Review of “Chariots of God” (Cairns)

Chariots of God by Alan Cairns, Greenville, SC., Ambassador-Emerald International, 2000, 316 pages, paperback, $

This book, subtitled, “God’s Law in relation to the Cross and the Christian,” contains messages edited for publication by a very capable Presbyterian minister from Greenville, S. Carolina. The book is full of thoughtful content, and would make a useful guide on how to write good sermons.

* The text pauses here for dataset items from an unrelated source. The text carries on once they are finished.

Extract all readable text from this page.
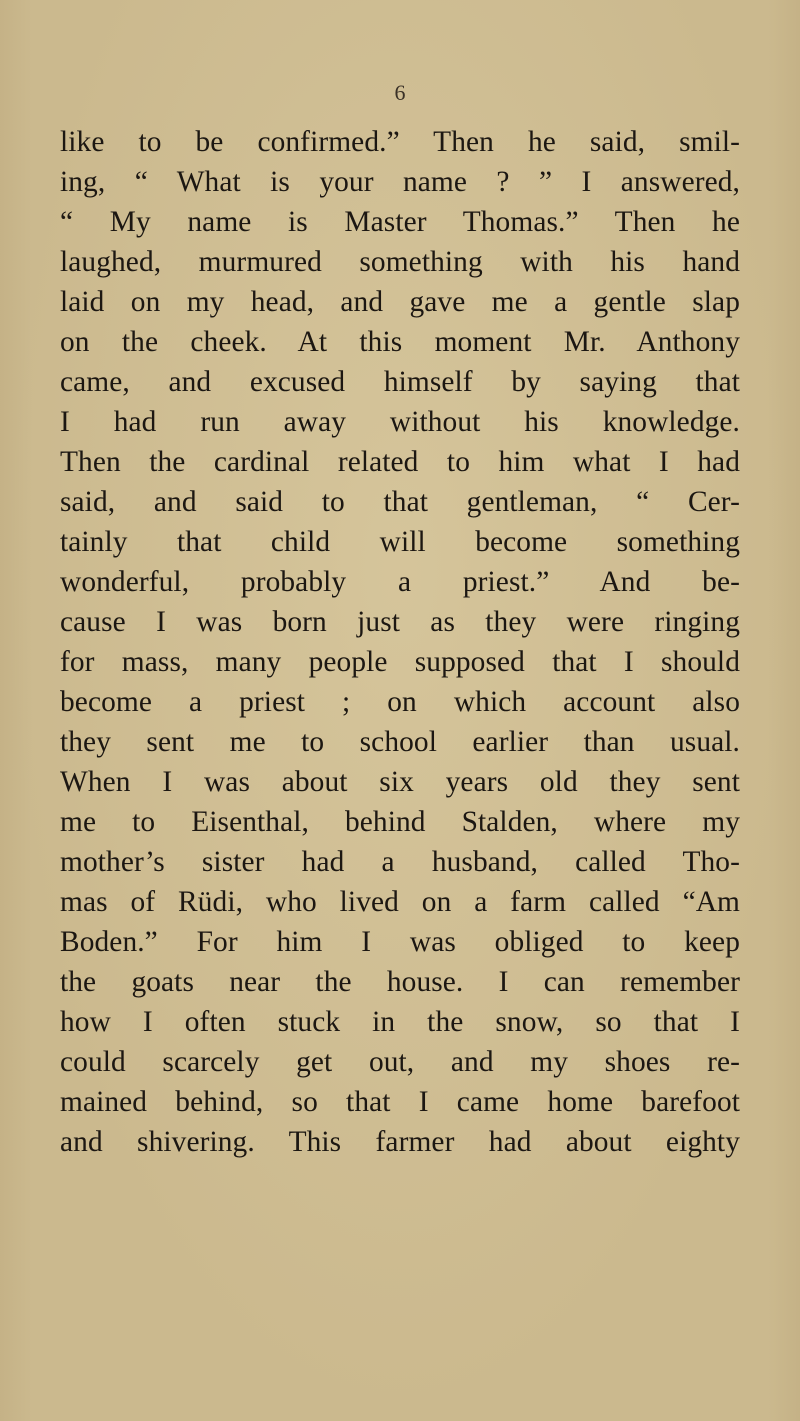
6
like to be confirmed.” Then he said, smil-
ing, “ What is your name ? ” I answered,
“ My name is Master Thomas.” Then he
laughed, murmured something with his hand
laid on my head, and gave me a gentle slap
on the cheek. At this moment Mr. Anthony
came, and excused himself by saying that
I had run away without his knowledge.
Then the cardinal related to him what I had
said, and said to that gentleman, “ Cer-
tainly that child will become something
wonderful, probably a priest.” And be-
cause I was born just as they were ringing
for mass, many people supposed that I should
become a priest ; on which account also
they sent me to school earlier than usual.
When I was about six years old they sent
me to Eisenthal, behind Stalden, where my
mother’s sister had a husband, called Tho-
mas of Rüdi, who lived on a farm called “Am
Boden.” For him I was obliged to keep
the goats near the house. I can remember
how I often stuck in the snow, so that I
could scarcely get out, and my shoes re-
mained behind, so that I came home barefoot
and shivering. This farmer had about eighty
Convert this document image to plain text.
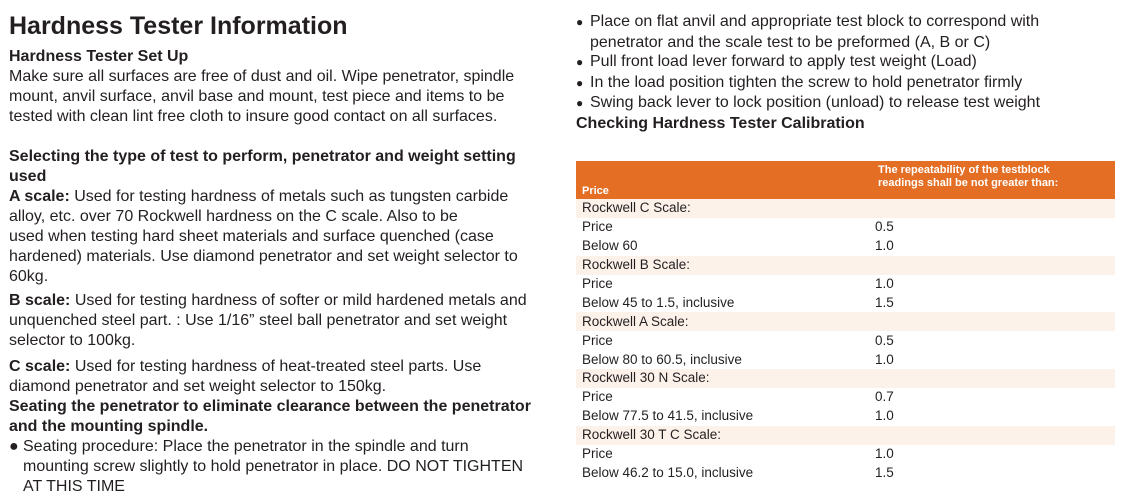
Hardness Tester Information
Hardness Tester Set Up
Make sure all surfaces are free of dust and oil. Wipe penetrator, spindle
mount, anvil surface, anvil base and mount, test piece and items to be
tested with clean lint free cloth to insure good contact on all surfaces.
Selecting the type of test to perform, penetrator and weight setting
used
A scale: Used for testing hardness of metals such as tungsten carbide
alloy, etc. over 70 Rockwell hardness on the C scale. Also to be
used when testing hard sheet materials and surface quenched (case
hardened) materials. Use diamond penetrator and set weight selector to
60kg.
B scale: Used for testing hardness of softer or mild hardened metals and
unquenched steel part. : Use 1/16” steel ball penetrator and set weight
selector to 100kg.
C scale: Used for testing hardness of heat-treated steel parts. Use
diamond penetrator and set weight selector to 150kg.
Seating the penetrator to eliminate clearance between the penetrator
and the mounting spindle.
● Seating procedure: Place the penetrator in the spindle and turn
mounting screw slightly to hold penetrator in place. DO NOT TIGHTEN
AT THIS TIME
● Place on flat anvil and appropriate test block to correspond with
penetrator and the scale test to be preformed (A, B or C)
● Pull front load lever forward to apply test weight (Load)
● In the load position tighten the screw to hold penetrator firmly
● Swing back lever to lock position (unload) to release test weight
Checking Hardness Tester Calibration
Price	The repeatability of the testblock
readings shall be not greater than:

Rockwell C Scale:	
Price	0.5
Below 60	1.0
Rockwell B Scale:	
Price	1.0
Below 45 to 1.5, inclusive	1.5
Rockwell A Scale:	
Price	0.5
Below 80 to 60.5, inclusive	1.0
Rockwell 30 N Scale:	
Price	0.7
Below 77.5 to 41.5, inclusive	1.0
Rockwell 30 T C Scale:	
Price	1.0
Below 46.2 to 15.0, inclusive	1.5
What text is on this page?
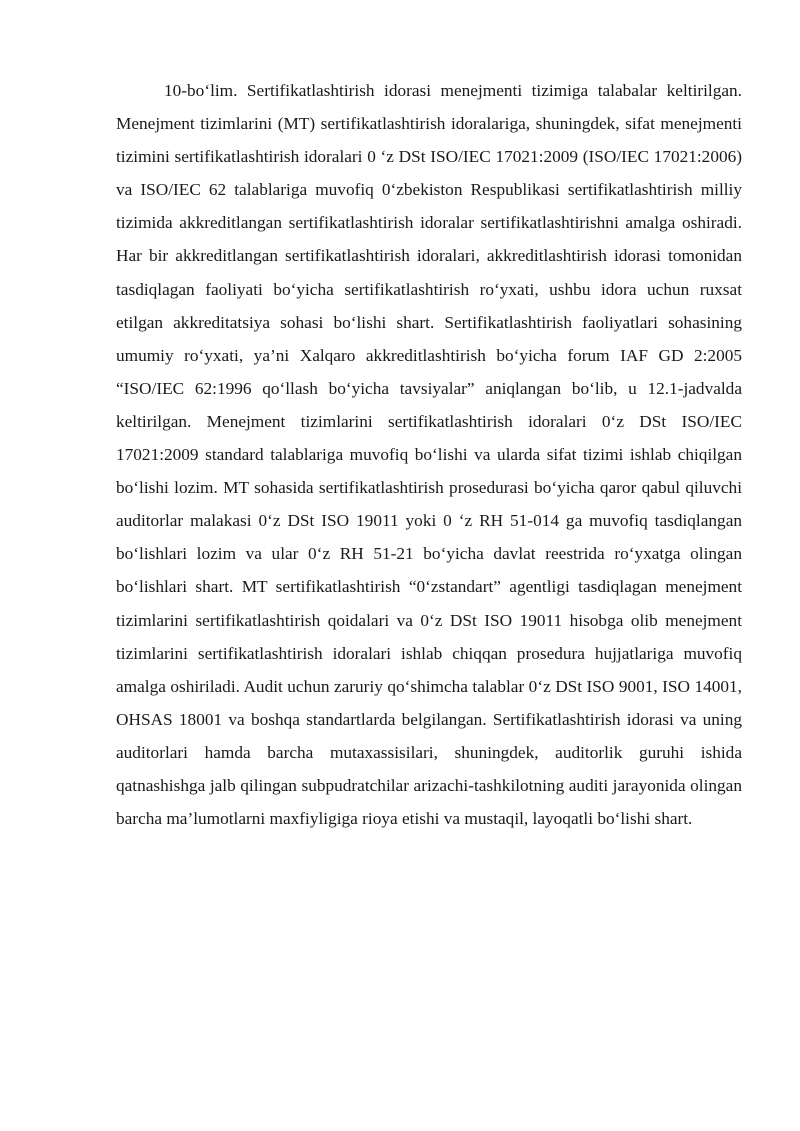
10-bo‘lim. Sertifikatlashtirish idorasi menejmenti tizimiga talabalar keltirilgan. Menejment tizimlarini (MT) sertifikatlashtirish idoralariga, shuningdek, sifat menejmenti tizimini sertifikatlashtirish idoralari 0 ‘z DSt ISO/IEC 17021:2009 (ISO/IEC 17021:2006) va ISO/IEC 62 talablariga muvofiq 0‘zbekiston Respublikasi sertifikatlashtirish milliy tizimida akkreditlangan sertifikatlashtirish idoralar sertifikatlashtirishni amalga oshiradi. Har bir akkreditlangan sertifikatlashtirish idoralari, akkreditlashtirish idorasi tomonidan tasdiqlagan faoliyati bo‘yicha sertifikatlashtirish ro‘yxati, ushbu idora uchun ruxsat etilgan akkreditatsiya sohasi bo‘lishi shart. Sertifikatlashtirish faoliyatlari sohasining umumiy ro‘yxati, ya’ni Xalqaro akkreditlashtirish bo‘yicha forum IAF GD 2:2005 “ISO/IEC 62:1996 qo‘llash bo‘yicha tavsiyalar” aniqlangan bo‘lib, u 12.1-jadvalda keltirilgan. Menejment tizimlarini sertifikatlashtirish idoralari 0‘z DSt ISO/IEC 17021:2009 standard talablariga muvofiq bo‘lishi va ularda sifat tizimi ishlab chiqilgan bo‘lishi lozim. MT sohasida sertifikatlashtirish prosedurasi bo‘yicha qaror qabul qiluvchi auditorlar malakasi 0‘z DSt ISO 19011 yoki 0 ‘z RH 51-014 ga muvofiq tasdiqlangan bo‘lishlari lozim va ular 0‘z RH 51-21 bo‘yicha davlat reestrida ro‘yxatga olingan bo‘lishlari shart. MT sertifikatlashtirish “0‘zstandart” agentligi tasdiqlagan menejment tizimlarini sertifikatlashtirish qoidalari va 0‘z DSt ISO 19011 hisobga olib menejment tizimlarini sertifikatlashtirish idoralari ishlab chiqqan prosedura hujjatlariga muvofiq amalga oshiriladi. Audit uchun zaruriy qo‘shimcha talablar 0‘z DSt ISO 9001, ISO 14001, OHSAS 18001 va boshqa standartlarda belgilangan. Sertifikatlashtirish idorasi va uning auditorlari hamda barcha mutaxassisilari, shuningdek, auditorlik guruhi ishida qatnashishga jalb qilingan subpudratchilar arizachi-tashkilotning auditi jarayonida olingan barcha ma’lumotlarni maxfiyligiga rioya etishi va mustaqil, layoqatli bo‘lishi shart.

But dispensationalists would find problems with it. First, Cairns slices the Law into the usual three divisions of moral, ceremonial, and civil (p.28). This procedure would be fine except for the fact that Cairns wishes to keep the moral aspect, but cast off the other two. But the Law is a unit (Jam. 2:10; Gal. 3:10). The work suffers from Cairns’ fast-shuffling in his usage of the term “law.” He makes the moral aspects of the Mosaic code to be equivalent to the sense of moral responsibility within fallen Gentiles (Rom. 2:14-15), which does not allow for the noetic effects of sin. This equivocation is crucial for his position that the moral law is still operative for Christians, even when one is directly told it is not (Rom. 6:14-15; 2 Cor. 3:7-11; Gal. 3:24-25). Cairns believes that the law has been abrogated as a covenant, but not as a commandment (p.76). As proof of this he states that Romans 6:15 teaches that the law is still in operation, rather than it saying that a Christian ought not sin because he is no longer under the commandment of the law (cf. 1 Cor.15:56b)! He makes Jesus’ reference to the law in Matthew 5:17-18 to mean the moral precepts alone, thus excluding the OT prophetic testimony (p. 29). Likewise, James 1:25 is interpreted as only the moral law which Christians are still to observe as a rule of life (pp.70-71). Throughout the book the impression is given that the moral code of Moses’ Law is the sole means of men knowing God’s standards of righteousness.

On page 34 Cairns insists, “Only if [God] changed could His law change. The great issues of the Ten Commandments are not matters that change….” But when dealing with the sabbath he finds no problem with stating, “the Lord changed the sabbath for Christians from the seventh to the first day of the week.” (p.199). Presumably, Cairns does not hold with stoning anyone who works on a Sunday? (Num. 15:32-36). Contrary to the OT, he converts the weekly sabbath into a day of worship (p.202).

While dispensationalists can benefit from some of the ethical teachings in the book, it unfortunately contains a large amount of eisegesis and pretextual exposition.